Please welcome Bipolar Bear as part of the staff :-) She is a very good friend of mine; kind-hearted and always wanting to raise awareness (with a lot of passion!) with good causes. She has a very charming sense of humor and whit.. I'm sure you guys will love her as much as I do!! 

 As you know Anxiety Space has twitter, facebook, and several other awareness type pages on social media accounts. I've had a few people pm me asking who was the one posting on the accounts. Right now; Jerry, Aella,  Bipolar Bear and Panda (she hasn't been active) has had media access to the accounts. 
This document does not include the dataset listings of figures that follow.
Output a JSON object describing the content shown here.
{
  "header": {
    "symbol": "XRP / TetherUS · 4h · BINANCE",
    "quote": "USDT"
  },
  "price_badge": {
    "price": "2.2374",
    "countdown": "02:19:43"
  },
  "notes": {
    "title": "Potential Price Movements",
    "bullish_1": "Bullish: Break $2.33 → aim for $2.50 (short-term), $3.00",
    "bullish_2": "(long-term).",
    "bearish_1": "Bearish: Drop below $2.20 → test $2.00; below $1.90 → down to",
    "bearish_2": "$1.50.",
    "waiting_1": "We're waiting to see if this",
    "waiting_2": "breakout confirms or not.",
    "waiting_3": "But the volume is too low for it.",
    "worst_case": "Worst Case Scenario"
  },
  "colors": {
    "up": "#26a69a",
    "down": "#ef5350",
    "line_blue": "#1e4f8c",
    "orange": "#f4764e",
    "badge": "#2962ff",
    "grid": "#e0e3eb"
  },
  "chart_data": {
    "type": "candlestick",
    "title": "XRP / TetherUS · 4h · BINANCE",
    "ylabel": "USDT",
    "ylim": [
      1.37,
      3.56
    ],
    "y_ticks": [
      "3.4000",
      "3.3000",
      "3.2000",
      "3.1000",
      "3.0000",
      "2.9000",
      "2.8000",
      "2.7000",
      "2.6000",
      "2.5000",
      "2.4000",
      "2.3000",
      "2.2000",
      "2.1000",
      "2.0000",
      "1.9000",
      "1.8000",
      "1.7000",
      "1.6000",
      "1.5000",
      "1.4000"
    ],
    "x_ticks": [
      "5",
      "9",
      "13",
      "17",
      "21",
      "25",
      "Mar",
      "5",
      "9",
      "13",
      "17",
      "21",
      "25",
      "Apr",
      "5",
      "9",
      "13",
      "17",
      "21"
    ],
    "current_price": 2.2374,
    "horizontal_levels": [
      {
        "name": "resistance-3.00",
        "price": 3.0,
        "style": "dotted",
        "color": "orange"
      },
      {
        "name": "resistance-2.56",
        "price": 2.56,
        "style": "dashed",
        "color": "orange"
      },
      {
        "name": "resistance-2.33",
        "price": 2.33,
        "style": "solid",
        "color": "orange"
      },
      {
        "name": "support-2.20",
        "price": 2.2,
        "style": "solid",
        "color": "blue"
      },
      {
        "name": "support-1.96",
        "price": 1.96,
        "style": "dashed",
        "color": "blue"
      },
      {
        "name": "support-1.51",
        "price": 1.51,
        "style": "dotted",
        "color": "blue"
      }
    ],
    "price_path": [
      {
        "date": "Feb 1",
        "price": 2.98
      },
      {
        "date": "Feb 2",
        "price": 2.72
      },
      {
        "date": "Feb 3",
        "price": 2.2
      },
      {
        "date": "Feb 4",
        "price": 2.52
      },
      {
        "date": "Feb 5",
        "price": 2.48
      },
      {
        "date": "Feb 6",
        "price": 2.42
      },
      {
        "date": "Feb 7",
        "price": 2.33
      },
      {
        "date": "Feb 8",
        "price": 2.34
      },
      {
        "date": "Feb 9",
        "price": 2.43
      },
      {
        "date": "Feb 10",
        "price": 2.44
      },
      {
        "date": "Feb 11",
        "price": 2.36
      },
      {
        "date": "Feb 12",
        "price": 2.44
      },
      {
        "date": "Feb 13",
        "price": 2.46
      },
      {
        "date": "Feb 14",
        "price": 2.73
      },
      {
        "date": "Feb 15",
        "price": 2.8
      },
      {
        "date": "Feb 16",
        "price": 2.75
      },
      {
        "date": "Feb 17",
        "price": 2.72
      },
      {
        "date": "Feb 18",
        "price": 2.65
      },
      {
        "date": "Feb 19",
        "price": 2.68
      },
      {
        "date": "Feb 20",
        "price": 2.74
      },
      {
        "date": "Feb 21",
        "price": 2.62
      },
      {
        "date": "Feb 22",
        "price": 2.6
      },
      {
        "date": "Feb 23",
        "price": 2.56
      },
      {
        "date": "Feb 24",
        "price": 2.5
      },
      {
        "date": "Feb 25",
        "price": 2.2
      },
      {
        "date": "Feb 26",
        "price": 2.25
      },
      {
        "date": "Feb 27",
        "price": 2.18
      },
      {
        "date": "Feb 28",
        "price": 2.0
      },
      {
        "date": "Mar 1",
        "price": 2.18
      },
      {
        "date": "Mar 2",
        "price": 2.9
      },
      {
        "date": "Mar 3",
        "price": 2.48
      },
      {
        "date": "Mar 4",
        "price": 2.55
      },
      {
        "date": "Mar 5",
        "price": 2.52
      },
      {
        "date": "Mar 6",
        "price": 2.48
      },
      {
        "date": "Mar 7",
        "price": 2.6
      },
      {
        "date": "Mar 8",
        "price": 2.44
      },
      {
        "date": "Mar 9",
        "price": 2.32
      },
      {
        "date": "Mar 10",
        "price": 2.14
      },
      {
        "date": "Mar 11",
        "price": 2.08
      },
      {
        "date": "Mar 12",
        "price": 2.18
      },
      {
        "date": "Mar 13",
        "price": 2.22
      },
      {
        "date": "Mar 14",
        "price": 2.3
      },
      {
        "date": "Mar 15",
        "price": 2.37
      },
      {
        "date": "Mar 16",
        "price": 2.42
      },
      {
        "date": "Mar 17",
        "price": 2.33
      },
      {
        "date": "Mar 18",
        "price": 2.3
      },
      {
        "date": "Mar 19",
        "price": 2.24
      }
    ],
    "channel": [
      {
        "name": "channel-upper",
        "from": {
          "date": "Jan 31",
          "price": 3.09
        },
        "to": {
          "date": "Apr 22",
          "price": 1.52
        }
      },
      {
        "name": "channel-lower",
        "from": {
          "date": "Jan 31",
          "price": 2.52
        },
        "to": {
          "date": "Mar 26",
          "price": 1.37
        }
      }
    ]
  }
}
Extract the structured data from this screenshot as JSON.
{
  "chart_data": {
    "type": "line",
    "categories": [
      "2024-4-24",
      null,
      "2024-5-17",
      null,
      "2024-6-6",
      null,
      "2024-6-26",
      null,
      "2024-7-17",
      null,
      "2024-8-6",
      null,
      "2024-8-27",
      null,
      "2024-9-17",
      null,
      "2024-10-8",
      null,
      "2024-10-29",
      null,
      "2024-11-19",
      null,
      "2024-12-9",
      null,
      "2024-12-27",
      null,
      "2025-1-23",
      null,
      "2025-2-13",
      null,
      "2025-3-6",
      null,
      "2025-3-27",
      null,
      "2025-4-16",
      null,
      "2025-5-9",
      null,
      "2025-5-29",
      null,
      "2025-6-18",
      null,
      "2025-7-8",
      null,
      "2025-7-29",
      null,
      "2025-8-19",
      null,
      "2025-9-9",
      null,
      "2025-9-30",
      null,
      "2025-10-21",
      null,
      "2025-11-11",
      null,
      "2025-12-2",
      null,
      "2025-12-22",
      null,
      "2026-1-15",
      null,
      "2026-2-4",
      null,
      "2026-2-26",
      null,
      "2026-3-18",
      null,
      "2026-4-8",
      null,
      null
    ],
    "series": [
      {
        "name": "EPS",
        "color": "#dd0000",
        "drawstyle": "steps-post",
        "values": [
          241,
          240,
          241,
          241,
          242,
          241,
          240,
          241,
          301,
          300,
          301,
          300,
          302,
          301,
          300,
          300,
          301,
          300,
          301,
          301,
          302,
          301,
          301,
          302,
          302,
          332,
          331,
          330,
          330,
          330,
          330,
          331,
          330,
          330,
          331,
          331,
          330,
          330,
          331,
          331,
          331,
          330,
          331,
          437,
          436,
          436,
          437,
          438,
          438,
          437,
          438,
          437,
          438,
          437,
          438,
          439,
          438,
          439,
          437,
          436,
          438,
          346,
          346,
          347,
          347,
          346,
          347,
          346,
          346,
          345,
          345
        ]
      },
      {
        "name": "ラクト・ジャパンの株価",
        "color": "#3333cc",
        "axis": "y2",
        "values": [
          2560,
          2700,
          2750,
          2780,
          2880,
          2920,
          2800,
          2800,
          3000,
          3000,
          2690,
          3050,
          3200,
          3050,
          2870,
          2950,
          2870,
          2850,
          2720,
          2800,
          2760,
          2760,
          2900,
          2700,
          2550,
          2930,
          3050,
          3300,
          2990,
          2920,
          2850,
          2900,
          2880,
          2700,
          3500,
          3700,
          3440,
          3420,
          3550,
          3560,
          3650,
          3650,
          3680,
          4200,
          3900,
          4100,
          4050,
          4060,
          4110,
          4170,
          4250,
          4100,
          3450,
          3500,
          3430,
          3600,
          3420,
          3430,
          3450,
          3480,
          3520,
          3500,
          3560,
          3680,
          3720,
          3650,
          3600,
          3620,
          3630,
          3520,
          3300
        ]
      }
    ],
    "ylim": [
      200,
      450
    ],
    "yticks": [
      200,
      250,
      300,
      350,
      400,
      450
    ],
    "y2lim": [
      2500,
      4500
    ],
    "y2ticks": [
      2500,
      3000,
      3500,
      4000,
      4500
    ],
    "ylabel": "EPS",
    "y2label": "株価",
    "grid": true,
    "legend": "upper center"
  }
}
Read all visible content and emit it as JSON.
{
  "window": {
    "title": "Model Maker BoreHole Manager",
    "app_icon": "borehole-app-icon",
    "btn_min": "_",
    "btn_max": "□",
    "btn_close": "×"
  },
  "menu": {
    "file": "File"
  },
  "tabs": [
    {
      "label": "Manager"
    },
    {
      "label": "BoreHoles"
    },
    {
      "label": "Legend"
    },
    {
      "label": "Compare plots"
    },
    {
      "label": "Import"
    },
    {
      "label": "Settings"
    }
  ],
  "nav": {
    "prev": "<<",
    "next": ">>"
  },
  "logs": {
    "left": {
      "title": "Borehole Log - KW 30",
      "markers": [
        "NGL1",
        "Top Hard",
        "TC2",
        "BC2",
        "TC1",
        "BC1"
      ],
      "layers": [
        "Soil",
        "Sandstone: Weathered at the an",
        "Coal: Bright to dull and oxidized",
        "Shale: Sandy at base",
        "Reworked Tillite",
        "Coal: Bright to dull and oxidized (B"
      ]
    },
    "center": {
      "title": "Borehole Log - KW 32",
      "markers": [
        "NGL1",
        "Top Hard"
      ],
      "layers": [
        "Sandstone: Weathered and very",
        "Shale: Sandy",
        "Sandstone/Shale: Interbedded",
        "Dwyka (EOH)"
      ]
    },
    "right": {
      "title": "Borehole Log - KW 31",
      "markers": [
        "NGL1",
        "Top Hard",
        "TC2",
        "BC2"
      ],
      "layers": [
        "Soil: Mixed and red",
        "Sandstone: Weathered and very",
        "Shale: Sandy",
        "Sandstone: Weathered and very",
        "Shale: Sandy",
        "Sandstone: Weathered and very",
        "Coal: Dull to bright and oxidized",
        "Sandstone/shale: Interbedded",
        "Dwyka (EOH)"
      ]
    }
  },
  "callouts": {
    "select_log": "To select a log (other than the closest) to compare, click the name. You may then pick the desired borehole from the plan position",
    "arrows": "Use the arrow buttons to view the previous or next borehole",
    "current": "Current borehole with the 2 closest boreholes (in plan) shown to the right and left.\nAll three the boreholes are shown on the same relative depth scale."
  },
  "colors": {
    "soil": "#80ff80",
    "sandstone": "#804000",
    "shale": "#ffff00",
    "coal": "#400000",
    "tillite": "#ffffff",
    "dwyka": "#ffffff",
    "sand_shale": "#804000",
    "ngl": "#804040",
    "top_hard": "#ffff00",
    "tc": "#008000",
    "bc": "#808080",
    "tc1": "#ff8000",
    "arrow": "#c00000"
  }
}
Tho she'll mainly be helping with the media aspects and moderation off the site but is also going to be helping with projects gradually on the site as she get's comfortable. 

 :Rose:

----------


## Koalafan

That's awesome!!!  ::D:   :Hug:

----------


## bipolar bear

:superbear: 

*blush*

thank you *blush*

----------


## SmileyFace

Jellos!

----------


## IllusionOfHappiness

Welcome to the AxS team, bipolar bear!

----------


## bipolar bear

:Thank you:

----------


## Sagan

Welcome! A friend of Kay, is a friend of mine.  ::):  Welcome to a wonderful, caring and thoughtful community

----------


## bipolar bear

thank you all so much  ::):

----------


## Paragon

Is it a mouse? No it's a bear  ::o:   ::):

----------


## Monowheat

:Celebrate:

----------


## Otherside

Welcome  ::):

----------


## Harpuia

Congrats bear!

----------


## Chantellabella

A little late to the party...........Congratulations!  ::):

----------